Хотя его пригласили к Лонгиновым в качестве преподавателя русского языка, но, к немалому удивлению учеников, он на первом же уроке стал просвещать их в трех царствах природы, на втором — разговорился о географическом делении земли, о горах и реках, а на третьем — дал краткий обзор всеобщей истории.
— Когда же мы, Николай Васильевич, начнем уроки русского языка? — решился спросить его старший ученик.
— Да на что вам это, господа? — усмехнулся в ответ Гоголь. — В русском языке первое дело — уметь ставить [ять] да е, а это вы и так уже знаете, как я убедился из ваших тетрадей. Выучить же писать гладко и увлекательно не может никто: это дается природой, а не ученьем.
И уроки продолжались тем же порядком: раз толковали о естественной истории, в другой — о географии, в третий — о всеобщей истории. Это не было правильное учение, но он рассказывал им так много нового, уснащал свой рассказ веселыми анекдотцами, иногда очень мало относившимися к делу, и сам в заключение так простодушно хохотал вместе со своими маленькими слушателями, что те его скоро очень полюбили. Уроки происходили вечером, сейчас после обеда, и потому Гоголь зачастую приходил уже к обеденному столу. Здесь он садился около своих учеников и подсыпал перцу к их детской болтовне. Только когда бывший тут же их отец-сановник обращался к нему вдруг с каким-нибудь вопросом, он, как облитый холодной водой, разом съеживался и умолкал.

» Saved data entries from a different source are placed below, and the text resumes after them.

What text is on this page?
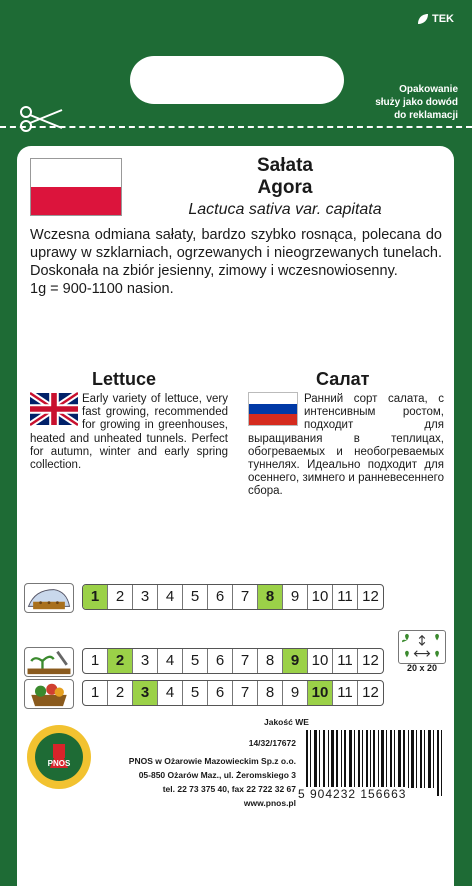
TEK
Opakowanie
służy jako dowód
do reklamacji
Sałata
Agora
Lactuca sativa var. capitata
Wczesna odmiana sałaty, bardzo szybko rosnąca, polecana do uprawy w szklarniach, ogrzewanych i nieogrzewanych tunelach. Doskonała na zbiór jesienny, zimowy i wczesnowiosenny.
1g = 900-1100 nasion.
Lettuce	Салат
Early variety of lettuce, very fast growing, recommended for growing in greenhouses, heated and unheated tunnels. Perfect for autumn, winter and early spring collection.
Ранний сорт салата, с интенсивным ростом, подходит для выращивания в теплицах, обогреваемых и необогреваемых туннелях. Идеально подходит для осеннего, зимнего и ранневесеннего сбора.
1	2	3	4	5	6	7	8	9 10 11 12
1	2	3	4	5	6	7	8	9 10 11 12	20 x 20
1	2	3	4	5	6	7	8	9 10 11 12
Jakość WE
14/32/17672
PNOS w Ożarowie Mazowieckim Sp.z o.o.
05-850 Ożarów Maz., ul. Żeromskiego 3
tel. 22 73 375 40, fax 22 722 32 67
www.pnos.pl
PNOS
5 904232 156663
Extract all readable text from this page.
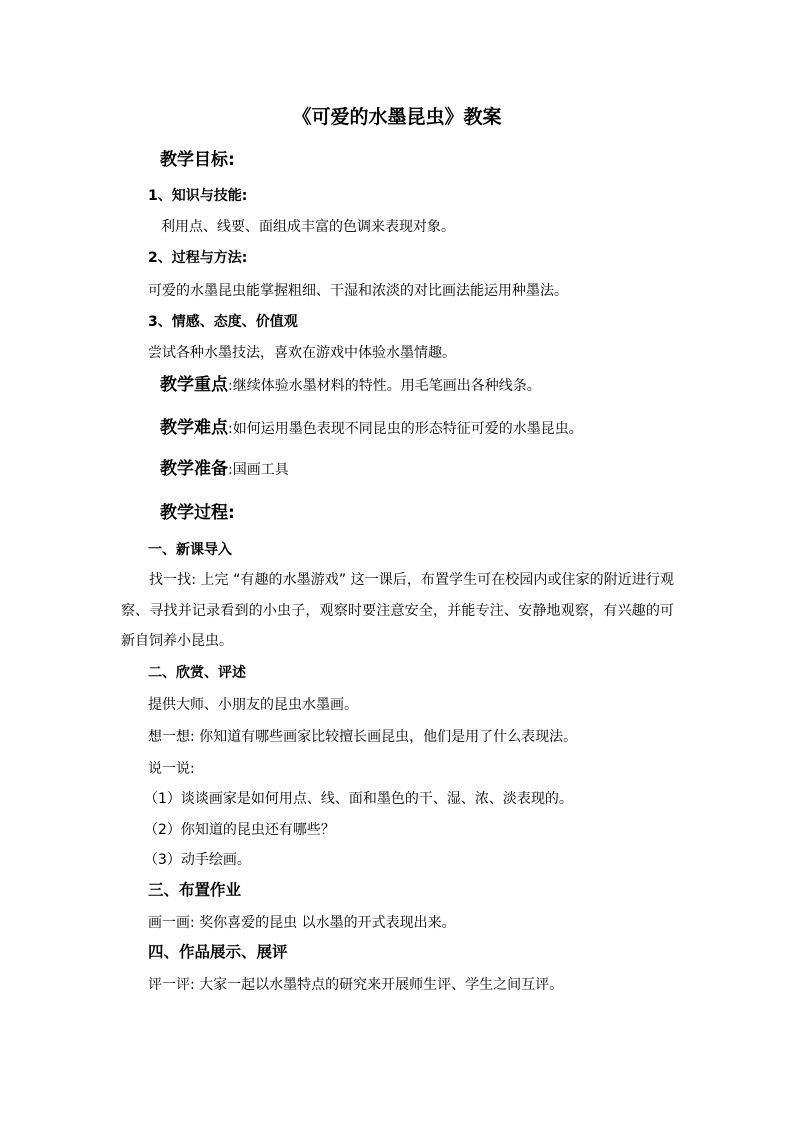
《可爱的水墨昆虫》教案
教学目标:
1、知识与技能:
利用点、线要、面组成丰富的色调来表现对象。
2、过程与方法:
可爱的水墨昆虫能掌握粗细、干湿和浓淡的对比画法能运用种墨法。
3、情感、态度、价值观
尝试各种水墨技法，喜欢在游戏中体验水墨情趣。
教学重点:继续体验水墨材料的特性。用毛笔画出各种线条。
教学难点:如何运用墨色表现不同昆虫的形态特征可爱的水墨昆虫。
教学准备:国画工具
教学过程:
一、新课导入
找一找: 上完 “有趣的水墨游戏” 这一课后，布置学生可在校园内或住家的附近进行观察、寻找并记录看到的小虫子，观察时要注意安全，并能专注、安静地观察，有兴趣的可新自饲养小昆虫。
二、欣赏、评述
提供大师、小朋友的昆虫水墨画。
想一想: 你知道有哪些画家比较擅长画昆虫，他们是用了什么表现法。
说一说:
（1）谈谈画家是如何用点、线、面和墨色的干、湿、浓、淡表现的。
（2）你知道的昆虫还有哪些？
（3）动手绘画。
三、布置作业
画一画: 奖你喜爱的昆虫 以水墨的开式表现出来。
四、作品展示、展评
评一评: 大家一起以水墨特点的研究来开展师生评、学生之间互评。
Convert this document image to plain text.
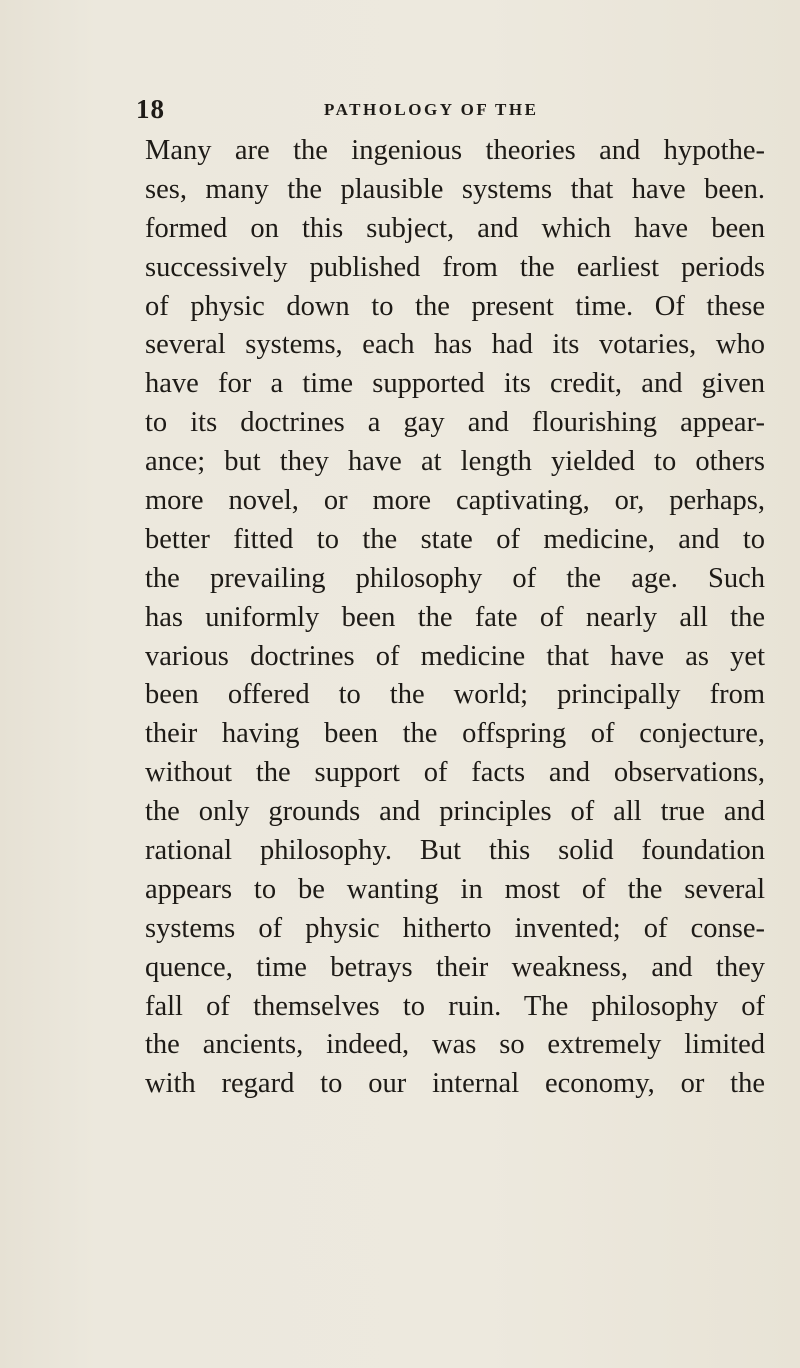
18	PATHOLOGY OF THE
Many are the ingenious theories and hypothe-
ses, many the plausible systems that have been.
formed on this subject, and which have been
successively published from the earliest periods
of physic down to the present time. Of these
several systems, each has had its votaries, who
have for a time supported its credit, and given
to its doctrines a gay and flourishing appear-
ance; but they have at length yielded to others
more novel, or more captivating, or, perhaps,
better fitted to the state of medicine, and to
the prevailing philosophy of the age. Such
has uniformly been the fate of nearly all the
various doctrines of medicine that have as yet
been offered to the world; principally from
their having been the offspring of conjecture,
without the support of facts and observations,
the only grounds and principles of all true and
rational philosophy. But this solid foundation
appears to be wanting in most of the several
systems of physic hitherto invented; of conse-
quence, time betrays their weakness, and they
fall of themselves to ruin. The philosophy of
the ancients, indeed, was so extremely limited
with regard to our internal economy, or the
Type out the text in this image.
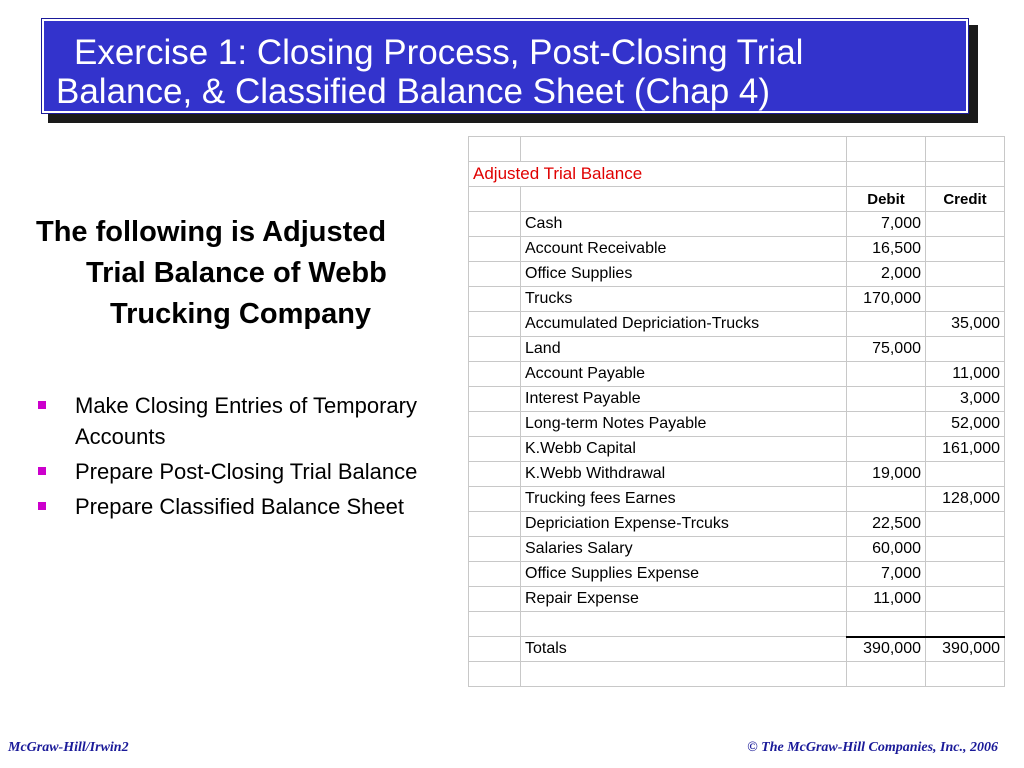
Exercise 1: Closing Process, Post-Closing Trial
Balance, & Classified Balance Sheet (Chap 4)
The following is Adjusted
Trial Balance of Webb
Trucking Company
Make Closing Entries of Temporary Accounts
Prepare Post-Closing Trial Balance
Prepare Classified Balance Sheet

Adjusted Trial Balance			
		Debit	Credit
	Cash	7,000	
	Account Receivable	16,500	
	Office Supplies	2,000	
	Trucks	170,000	
	Accumulated Depriciation-Trucks		35,000
	Land	75,000	
	Account Payable		11,000
	Interest Payable		3,000
	Long-term Notes Payable		52,000
	K.Webb Capital		161,000
	K.Webb Withdrawal	19,000	
	Trucking fees Earnes		128,000
	Depriciation Expense-Trcuks	22,500	
	Salaries Salary	60,000	
	Office Supplies Expense	7,000	
	Repair Expense	11,000	

	Totals	390,000	390,000

McGraw-Hill/Irwin2	© The McGraw-Hill Companies, Inc., 2006
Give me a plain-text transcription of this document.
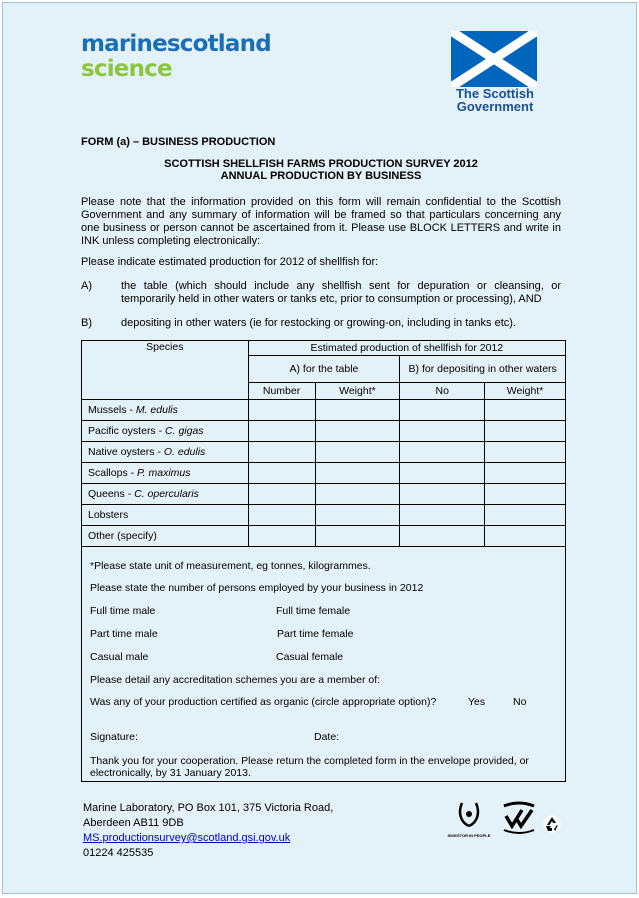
marinescotland
science
The Scottish
Government
FORM (a) – BUSINESS PRODUCTION
SCOTTISH SHELLFISH FARMS PRODUCTION SURVEY 2012
ANNUAL PRODUCTION BY BUSINESS
Please note that the information provided on this form will remain confidential to the Scottish Government and any summary of information will be framed so that particulars concerning any one business or person cannot be ascertained from it. Please use BLOCK LETTERS and write in INK unless completing electronically:
Please indicate estimated production for 2012 of shellfish for:
A)	the table (which should include any shellfish sent for depuration or cleansing, or temporarily held in other waters or tanks etc, prior to consumption or processing), AND
B)	depositing in other waters (ie for restocking or growing-on, including in tanks etc).
Species	Estimated production of shellfish for 2012			
	A) for the table		B) for depositing in other waters	
	Number	Weight*	No	Weight*
Mussels - M. edulis				
Pacific oysters - C. gigas				
Native oysters - O. edulis				
Scallops - P. maximus				
Queens - C. opercularis				
Lobsters				
Other (specify)				
*Please state unit of measurement, eg tonnes, kilogrammes.
Please state the number of persons employed by your business in 2012
Full time male	Full time female
Part time male	Part time female
Casual male	Casual female
Please detail any accreditation schemes you are a member of:
Was any of your production certified as organic (circle appropriate option)?	Yes	No
Signature:	Date:
Thank you for your cooperation. Please return the completed form in the envelope provided, or
electronically, by 31 January 2013.
Marine Laboratory, PO Box 101, 375 Victoria Road,
Aberdeen AB11 9DB
MS.productionsurvey@scotland.gsi.gov.uk
01224 425535
INVESTOR IN PEOPLE
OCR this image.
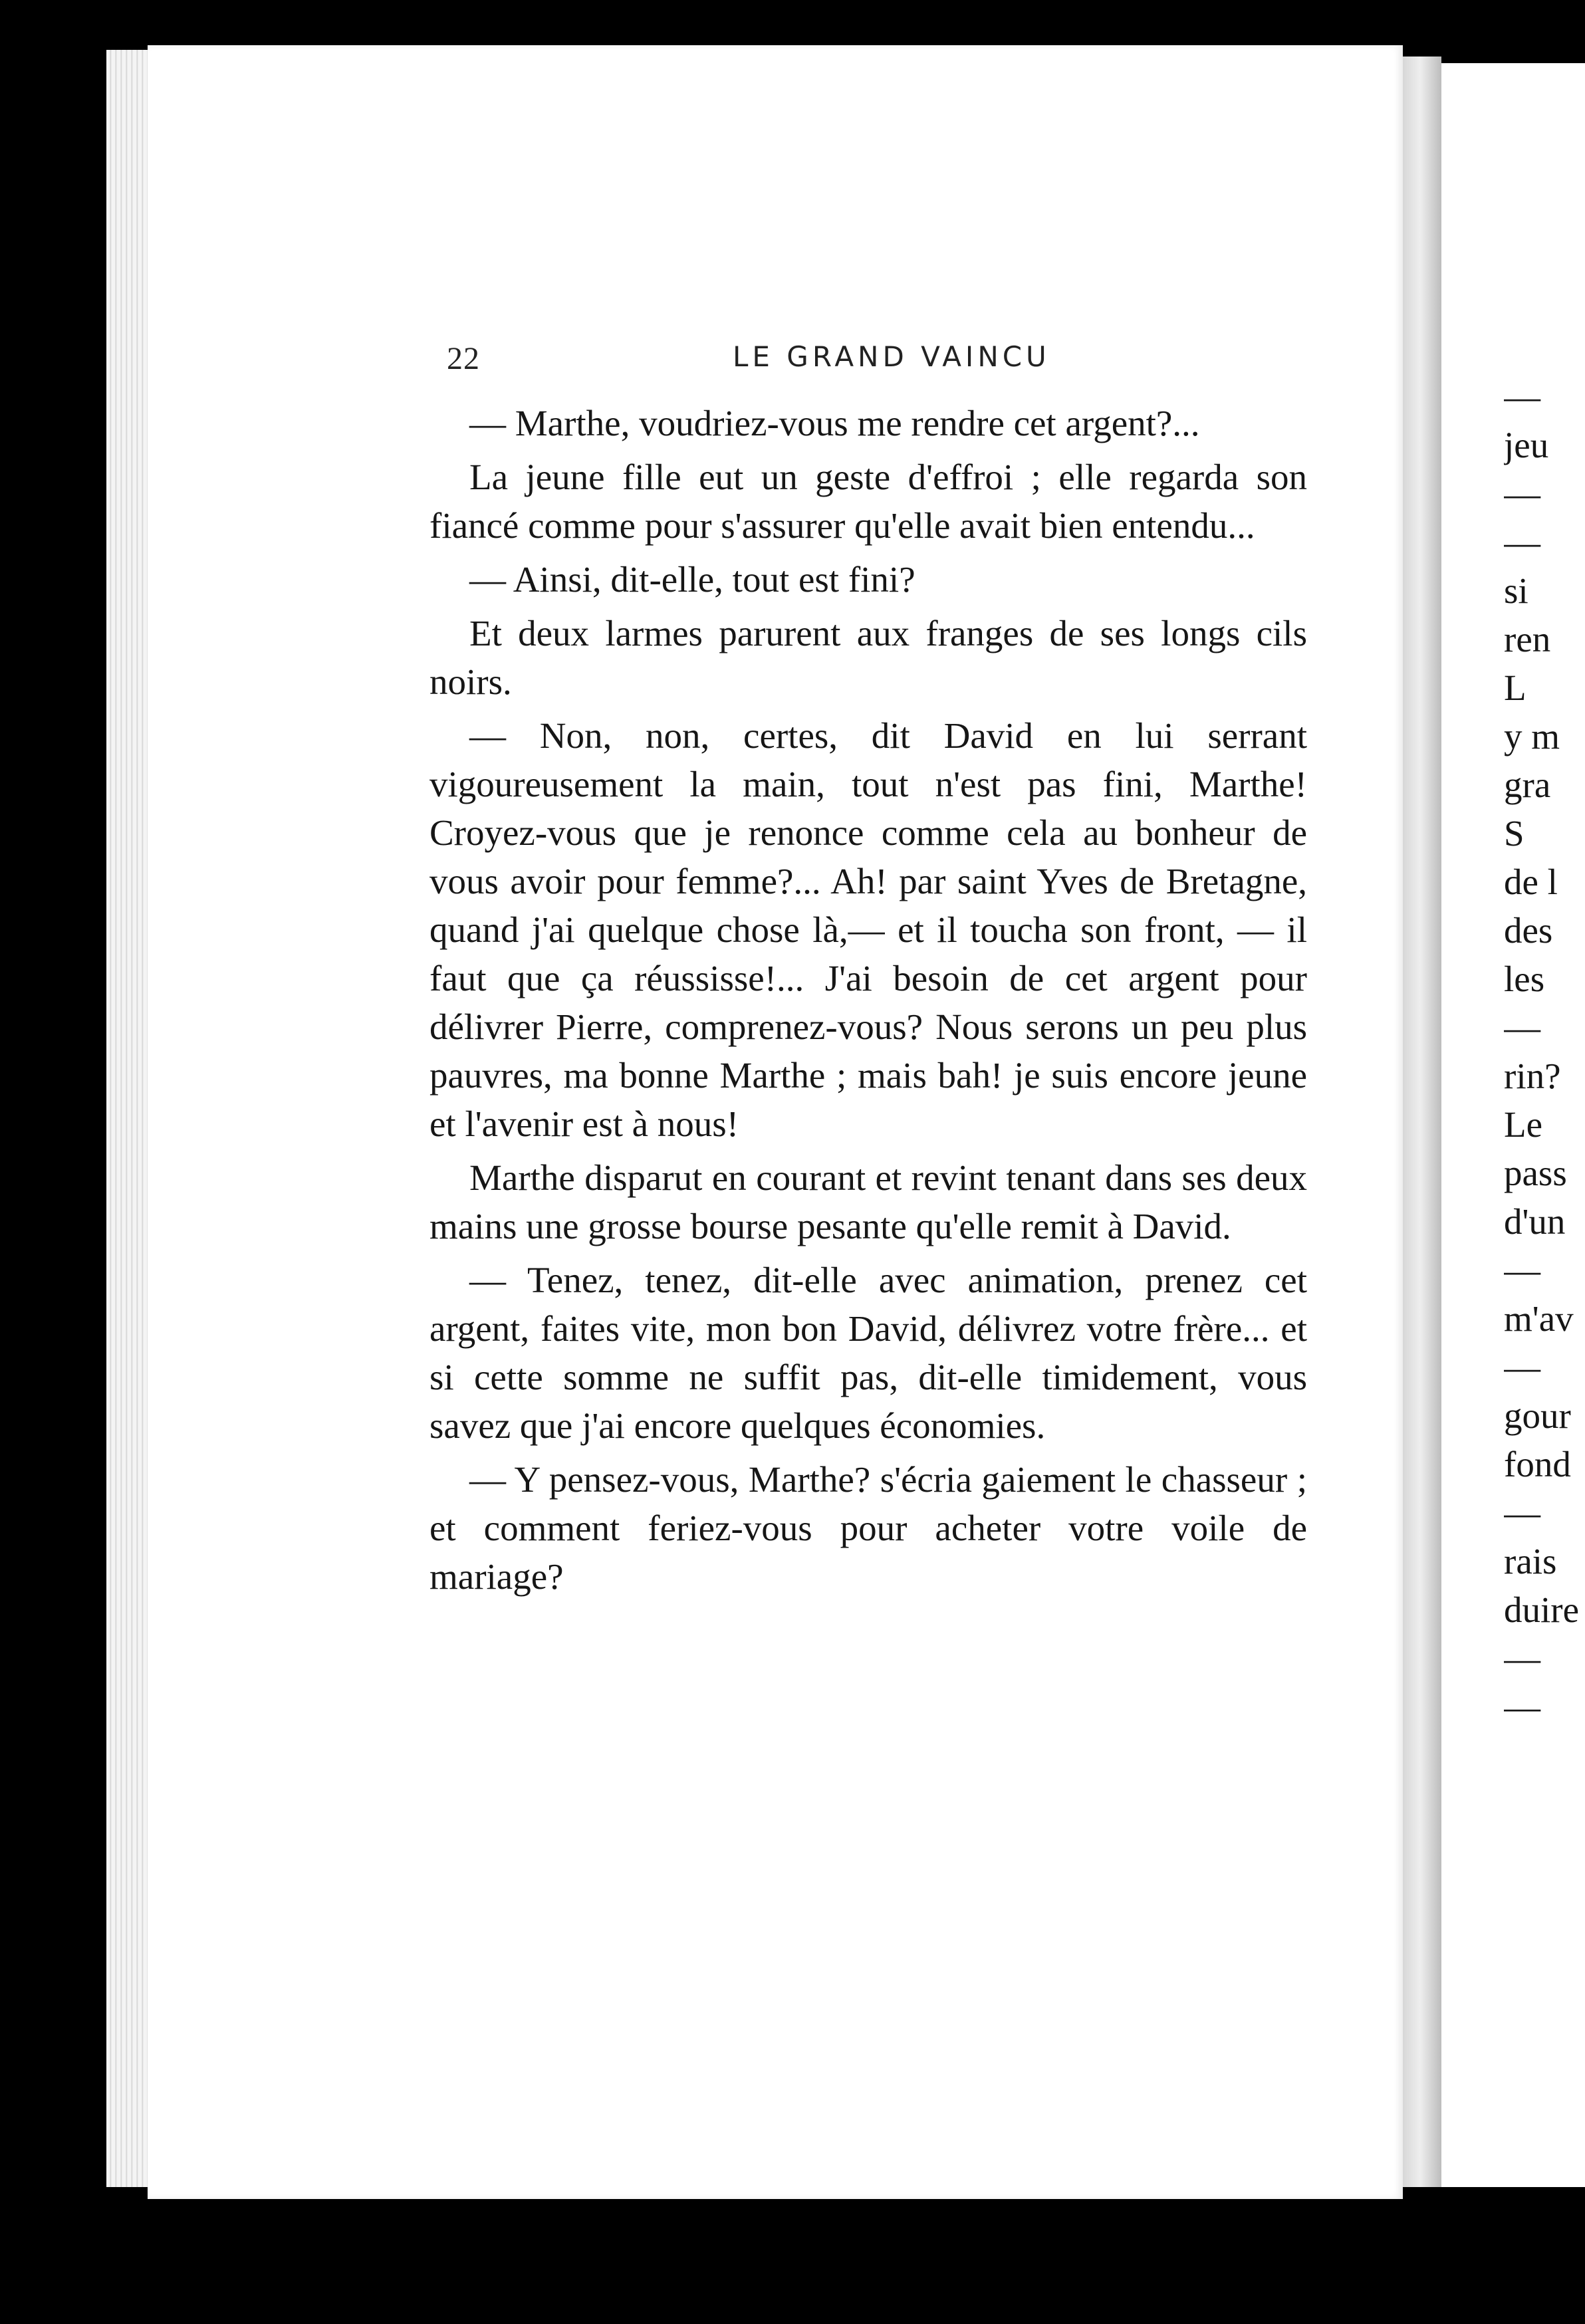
22	LE GRAND VAINCU

— Marthe, voudriez-vous me rendre cet argent?...

La jeune fille eut un geste d'effroi ; elle regarda son fiancé comme pour s'assurer qu'elle avait bien entendu...

— Ainsi, dit-elle, tout est fini?

Et deux larmes parurent aux franges de ses longs cils noirs.

— Non, non, certes, dit David en lui serrant vigoureusement la main, tout n'est pas fini, Marthe! Croyez-vous que je renonce comme cela au bonheur de vous avoir pour femme?... Ah! par saint Yves de Bretagne, quand j'ai quelque chose là,— et il toucha son front, — il faut que ça réussisse!... J'ai besoin de cet argent pour délivrer Pierre, comprenez-vous? Nous serons un peu plus pauvres, ma bonne Marthe ; mais bah! je suis encore jeune et l'avenir est à nous!

Marthe disparut en courant et revint tenant dans ses deux mains une grosse bourse pesante qu'elle remit à David.

— Tenez, tenez, dit-elle avec animation, prenez cet argent, faites vite, mon bon David, délivrez votre frère... et si cette somme ne suffit pas, dit-elle timidement, vous savez que j'ai encore quelques économies.

— Y pensez-vous, Marthe? s'écria gaiement le chasseur ; et comment feriez-vous pour acheter votre voile de mariage?

—
jeu
—
—
si
ren
L
y m
gra
S
de l
des
les
—
rin?
Le
pass
d'un
—
m'av
—
gour
fond
—
rais
duire
—
—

Что касается затем занятий нашего педагога-пирожника у Балабиных и Васильчиковых, то об этом будет сказано далее в своем месте.
Глава семнадцатаяПАСЕЧНИК НА ОЛИМПЕ
По мере окончательной отделки своих четырех рассказов, Гоголь представлял их на новых просмотр Плетнева. К маю месяцу все четыре были одобрены, до отдачи их в цензуру оставалось только решить: пустить ли их в публику под собственным именем автора или под псевдонимом, а также придумать заглавие для самого сборника. В обсуждении первого вопроса принимал живое участие и Жуковский; в конце концов остановились на псевдониме, предложенном Плетневым: «Пасечник Рудый Панько».
— Я предпослал бы на вашем месте и предисловие от имени пасечника, — сказал он, — что записал он будто бы свои рассказы со слов соседей, собирающихся у него по вечерам на хуторе в вашем Миргородском уезде.
— Где-нибудь близ Диканьки! — подхватил Гоголь.
— Прекрасная мысль. С легкой руки Пушкина Ди-канька известна теперь всей грамотной России:
Цветет в Диканьке древний ряд
Дубов, друзьями насажденных;
Они о праотцах казненных
Доныне внукам говорят.
— Так, значит, и окрестить мой сборник: «Вечера на хуторе близ Диканьки»?